PurposeThis study evaluated shear wave elastography (SWE) and SWE combined with the Ki-67 index as novel predictive modalities for the pathological response of invasive breast cancer to neoadjuvant chemotherapy (NAC). MethodsThe prospective study recruited 66 eligible patients from July 2014 to November 2015. Tumour stiffness, which corresponds with tumour progression and invasiveness, was assessed by quantitative SWE 1 d before biopsy (time point t0, elasticity E0), 1 d before next NAC cycle (t1−t5, E1−E5), and 1 d before surgery (t6, E6). The relative changes in SWE parameters after the first and second NAC cycles were considered as the variables [ΔE (t1), ΔE (t2)]. The pathological response was classified according to the residual cancer burden (RCB) protocol. Correlations between RCB scores and variables were evaluated. The predictive diagnostic performances of SWE parameters, Ki-67 index, and the predictive RCB (predRCB) score determined by a linear regression model were compared. ResultsSome immunohistochemical and molecular factors and SWE parameters were significantly different among the three RCB groups. The ΔEmean (t2) and Ki-67 had significantly better diagnostic performance than other parameters regarding predicting the pathological response (the RCB-I response and RCB-III resistance). However, the correlation between ΔEmean (t2) and Ki-67 index was significantly weaker as a diagnostic predictor (r = 0.29). We generated a new predictive modality, predRCB, which is a multivariable linear regression model that combines ΔEmean (t2) and the Ki-67 index.
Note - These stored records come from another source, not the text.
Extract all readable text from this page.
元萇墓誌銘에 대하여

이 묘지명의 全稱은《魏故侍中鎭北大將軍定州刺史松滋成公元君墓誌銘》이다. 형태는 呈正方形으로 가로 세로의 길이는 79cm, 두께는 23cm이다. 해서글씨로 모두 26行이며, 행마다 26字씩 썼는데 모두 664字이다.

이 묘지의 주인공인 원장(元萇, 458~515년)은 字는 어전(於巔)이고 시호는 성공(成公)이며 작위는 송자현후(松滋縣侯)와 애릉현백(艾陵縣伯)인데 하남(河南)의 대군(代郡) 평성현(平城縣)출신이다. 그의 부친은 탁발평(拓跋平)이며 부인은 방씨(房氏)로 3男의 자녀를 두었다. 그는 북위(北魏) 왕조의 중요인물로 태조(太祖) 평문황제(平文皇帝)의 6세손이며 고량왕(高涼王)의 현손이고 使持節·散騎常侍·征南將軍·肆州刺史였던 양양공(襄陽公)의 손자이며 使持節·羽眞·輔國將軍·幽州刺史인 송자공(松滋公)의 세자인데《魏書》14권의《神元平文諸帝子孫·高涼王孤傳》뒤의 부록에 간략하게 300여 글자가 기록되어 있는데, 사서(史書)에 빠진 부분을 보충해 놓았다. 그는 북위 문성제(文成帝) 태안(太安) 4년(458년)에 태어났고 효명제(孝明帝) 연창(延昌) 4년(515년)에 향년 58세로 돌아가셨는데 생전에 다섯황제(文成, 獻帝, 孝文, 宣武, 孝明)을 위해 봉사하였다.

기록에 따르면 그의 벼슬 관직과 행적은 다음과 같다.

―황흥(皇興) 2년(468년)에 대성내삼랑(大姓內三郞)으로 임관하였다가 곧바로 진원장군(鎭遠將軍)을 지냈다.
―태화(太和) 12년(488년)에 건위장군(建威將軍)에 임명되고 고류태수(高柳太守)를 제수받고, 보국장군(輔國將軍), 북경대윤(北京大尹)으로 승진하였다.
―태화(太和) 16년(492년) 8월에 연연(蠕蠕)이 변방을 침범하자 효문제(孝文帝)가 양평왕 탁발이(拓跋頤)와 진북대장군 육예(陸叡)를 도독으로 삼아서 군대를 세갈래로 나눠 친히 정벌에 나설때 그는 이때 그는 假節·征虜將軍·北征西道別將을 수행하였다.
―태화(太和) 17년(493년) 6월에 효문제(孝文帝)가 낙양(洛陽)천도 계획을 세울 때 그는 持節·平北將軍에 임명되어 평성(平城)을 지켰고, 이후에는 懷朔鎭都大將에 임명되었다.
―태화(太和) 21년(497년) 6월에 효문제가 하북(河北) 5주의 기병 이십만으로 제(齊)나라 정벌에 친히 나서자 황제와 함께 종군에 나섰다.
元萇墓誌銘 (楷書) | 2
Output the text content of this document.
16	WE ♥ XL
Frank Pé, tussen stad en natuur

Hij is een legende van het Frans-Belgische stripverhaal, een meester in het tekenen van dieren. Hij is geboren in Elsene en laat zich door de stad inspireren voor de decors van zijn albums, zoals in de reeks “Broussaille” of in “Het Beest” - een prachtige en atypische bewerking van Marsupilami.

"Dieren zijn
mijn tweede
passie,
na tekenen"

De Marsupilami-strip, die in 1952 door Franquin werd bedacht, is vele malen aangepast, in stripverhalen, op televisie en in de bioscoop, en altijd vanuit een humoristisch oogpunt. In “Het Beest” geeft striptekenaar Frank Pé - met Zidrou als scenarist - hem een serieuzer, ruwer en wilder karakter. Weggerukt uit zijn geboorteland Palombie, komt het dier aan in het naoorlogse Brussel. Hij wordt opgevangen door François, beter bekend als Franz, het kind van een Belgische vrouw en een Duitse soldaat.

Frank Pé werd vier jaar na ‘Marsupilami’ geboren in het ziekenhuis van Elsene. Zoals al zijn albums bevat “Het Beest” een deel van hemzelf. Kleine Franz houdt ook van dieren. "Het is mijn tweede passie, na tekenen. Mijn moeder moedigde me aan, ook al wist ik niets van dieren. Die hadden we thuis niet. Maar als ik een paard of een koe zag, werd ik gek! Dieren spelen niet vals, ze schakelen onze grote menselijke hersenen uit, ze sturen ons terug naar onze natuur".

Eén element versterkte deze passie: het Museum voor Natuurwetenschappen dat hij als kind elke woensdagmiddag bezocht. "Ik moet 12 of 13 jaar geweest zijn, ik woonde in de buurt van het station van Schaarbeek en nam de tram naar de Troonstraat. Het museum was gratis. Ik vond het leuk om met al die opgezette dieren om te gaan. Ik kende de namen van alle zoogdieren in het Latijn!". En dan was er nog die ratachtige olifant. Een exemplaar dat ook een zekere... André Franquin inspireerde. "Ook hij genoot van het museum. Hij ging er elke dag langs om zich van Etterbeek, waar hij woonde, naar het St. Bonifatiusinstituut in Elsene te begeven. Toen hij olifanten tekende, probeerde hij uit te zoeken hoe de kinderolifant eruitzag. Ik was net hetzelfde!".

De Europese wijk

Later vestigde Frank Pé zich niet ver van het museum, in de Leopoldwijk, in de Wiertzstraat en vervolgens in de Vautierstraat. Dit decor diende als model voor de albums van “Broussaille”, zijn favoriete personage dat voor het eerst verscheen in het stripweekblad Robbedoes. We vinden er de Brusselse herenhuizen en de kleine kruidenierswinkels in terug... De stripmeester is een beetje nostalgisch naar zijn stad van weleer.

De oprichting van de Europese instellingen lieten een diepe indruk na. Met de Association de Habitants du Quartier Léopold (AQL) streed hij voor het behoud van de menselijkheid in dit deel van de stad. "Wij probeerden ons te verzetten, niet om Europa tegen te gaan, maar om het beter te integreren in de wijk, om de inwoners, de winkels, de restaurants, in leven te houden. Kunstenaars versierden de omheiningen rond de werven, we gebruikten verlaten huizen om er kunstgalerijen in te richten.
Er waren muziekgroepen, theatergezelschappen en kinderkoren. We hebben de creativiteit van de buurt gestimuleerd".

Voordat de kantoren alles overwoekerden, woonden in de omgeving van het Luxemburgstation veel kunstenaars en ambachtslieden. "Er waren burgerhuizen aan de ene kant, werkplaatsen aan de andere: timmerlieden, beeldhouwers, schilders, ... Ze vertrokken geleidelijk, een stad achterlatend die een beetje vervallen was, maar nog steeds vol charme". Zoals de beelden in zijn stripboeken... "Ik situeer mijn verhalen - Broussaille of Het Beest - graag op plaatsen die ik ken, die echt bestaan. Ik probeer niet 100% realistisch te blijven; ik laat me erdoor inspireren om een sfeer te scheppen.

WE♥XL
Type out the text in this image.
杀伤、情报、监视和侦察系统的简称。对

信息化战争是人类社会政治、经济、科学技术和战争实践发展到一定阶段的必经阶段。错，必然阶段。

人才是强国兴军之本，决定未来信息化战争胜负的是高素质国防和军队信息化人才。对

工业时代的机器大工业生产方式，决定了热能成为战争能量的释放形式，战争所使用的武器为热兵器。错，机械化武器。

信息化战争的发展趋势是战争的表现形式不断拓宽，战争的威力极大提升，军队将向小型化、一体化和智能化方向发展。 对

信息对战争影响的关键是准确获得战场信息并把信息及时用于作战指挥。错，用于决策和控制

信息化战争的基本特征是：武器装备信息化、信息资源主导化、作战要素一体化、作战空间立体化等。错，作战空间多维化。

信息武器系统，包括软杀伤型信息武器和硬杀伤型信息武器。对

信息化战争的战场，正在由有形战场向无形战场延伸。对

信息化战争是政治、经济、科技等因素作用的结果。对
The predRCB modality showed better diagnostic performance than SWE parameters and Ki-67 index alone. ConclusionOur findings highlight the potential utility for adding the Ki-67 index to the SWE results, which may improve the predictive power of SWE and facilitate personalising the treatment regimens of patients with breast cancer. These results should be validated in the future by performing a multicentre prospective study with a larger cohort.